Przyjmijmy słowo Boga, zatrzymajmy je w sercu, jak Abraham, jak Sara, jak Maryja, a ono zrodzi w nas odpowiedź wiary. Bł. Franciszek Jordan (wprowadzenie jego relikwii do naszej salwatoriańskiej kaplicy w Międzywodziu odbędzie się w najbliższą sobotę), mówił kiedyś do współbraci: „W naszym stuleciu często się zdarza, że wszystko mierzy się siłami naturalnymi i mało pamięta się o wierze. Chciałbym przeczytać tekst, który znalazłem - jeśli mierzymy nasze kroki wedle ludzkiej roztropności, nie będziemy budować na nadzwyczajnej pomocy i nigdy nie dokonamy rzeczy wielkich! Zapamiętajcie to!” (słowa z kapituły domowej, 10 grudnia 1897). Ale zanim podzielił się tą diagnozą i intuicją ze współbraćmi, kilka lat wcześniej, bo 27 czerwca 1891 r., położył je sobie samemu na sercu, zapisując je w swoim dzienniku duchowym: „Jeśli się wszystkimi swoimi krokami kierować będzie wyłącznie według rachuby ludzkiej mądrości, nigdy nie będzie można budować na nadzwyczajnej pomocy nieba i nigdy nie zdziała się nic wielkiego” (DD I/200)[5].To jeden z przykładów, że karmił innych tym, czym sam żył.

PSz 

wakacyjna szkola modlitwy miedzywodzie 2021 2a tlobiale 424x600 wakacyjna szkola modlitwy sierpien 2021 2 424x600

 

[1] „Saraj, żona Abrama, nie urodziła mu jednak potomka. Miała zaś niewolnicę Egipcjankę, imieniem Hagar. Rzekła więc Saraj do Abrama: Ponieważ Pan zamknął mi łono, abym nie rodziła, zbliż się do mojej niewolnicy; może z niej będę miała dzieci. Abram usłuchał rady Saraj. Saraj, żona Abrama, wzięła zatem niewolnicę Hagar, Egipcjankę, i dała ją za żonę mężowi swemu Abramowi, gdy już minęło dziesięć lat, odkąd Abram osiedlił się w Kanaanie. Abram zbliżył się do Hagar i ta stała się brzemienną” (Rdz 16, 1-4).

[2] I jeszcze : „Dzięki wierze Abraham, wystawiony na próbę, ofiarował Izaaka, i to jedynego syna składał na ofiarę, on, który otrzymał obietnicę, któremu powiedziane było: «Z Izaaka będzie dla ciebie potomstwo». Pomyślał bowiem, iż Bóg mocen jest wskrzesić także umarłych, i dlatego odzyskał go, na podobieństwo śmierci i zmartwychwstania Chrystusa”. W rozdziale jedenastym listu do Hebrajczyków autor dzieli się z nami, jak wiara ukształtowała życie również innych praojców: Abla, Henocha, Noego… W ten sposób daje nam sygnał, jak może ona kształtować naszą codzienność.

[3] „…przynosząc równocześnie obfite światło człowiekowi poszukującemu ostatecznego sensu swego życia” (KKK 26).

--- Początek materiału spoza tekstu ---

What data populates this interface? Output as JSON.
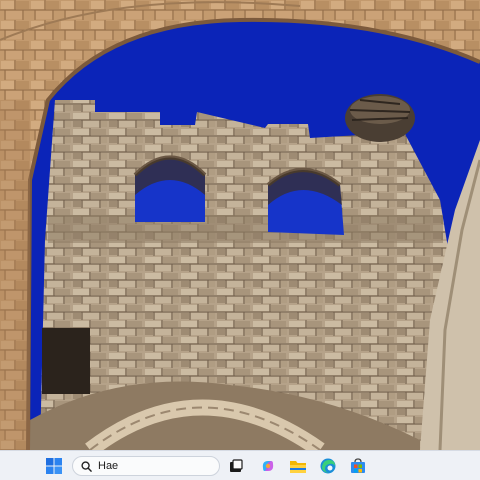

[4] „Dzięki wierze także i sama Sara, mimo podeszłego wieku, otrzymała moc poczęcia. Uznała bowiem za godnego wiary Tego, który udzielił obietnicy. Przeto z człowieka jednego, i to już niemal obumarłego, powstało potomstwo tak liczne jak gwiazdy na niebie, jak niezliczone ziarnka piasku na wybrzeżu morza”

[5] Jeśli sięgnąć do oryginału przemówień kapitulnych oraz dziennika duchowego widać wyraźniej, że jest zdanie, które zapisał najpierw dla siebie w dzienniku duchowym: Wenn man alle seine Schritte nur nach den Berechnungen menschlicher Klugheit lenkt, wird man niemals auf außerordentliche Hilfe des Himmels bauen können, niemals Großes leisten. 27. 6. 1891” (GT I/200), przywołał również przemawiając sześć lat później w czasie kapituły domowej w dniu 10 grudnia 1897 roku: „Es ist in unserm Jahrhundert so vielfach der Fall, daß man so wenig glaubt, daß man alles nach den natürlichen Kräften berechnet. Ich möchte eine Stelle, die ich gefunden, vorlesen. Es ist diese, daß, wenn man seine Schritte nur nach Berechnung menschlicher Klugheit ordnet, daß man niemals auf außerordentliche Hilfe bauen kann – niemals wird man dann Großes leisten! Merken Sie das wohl!”.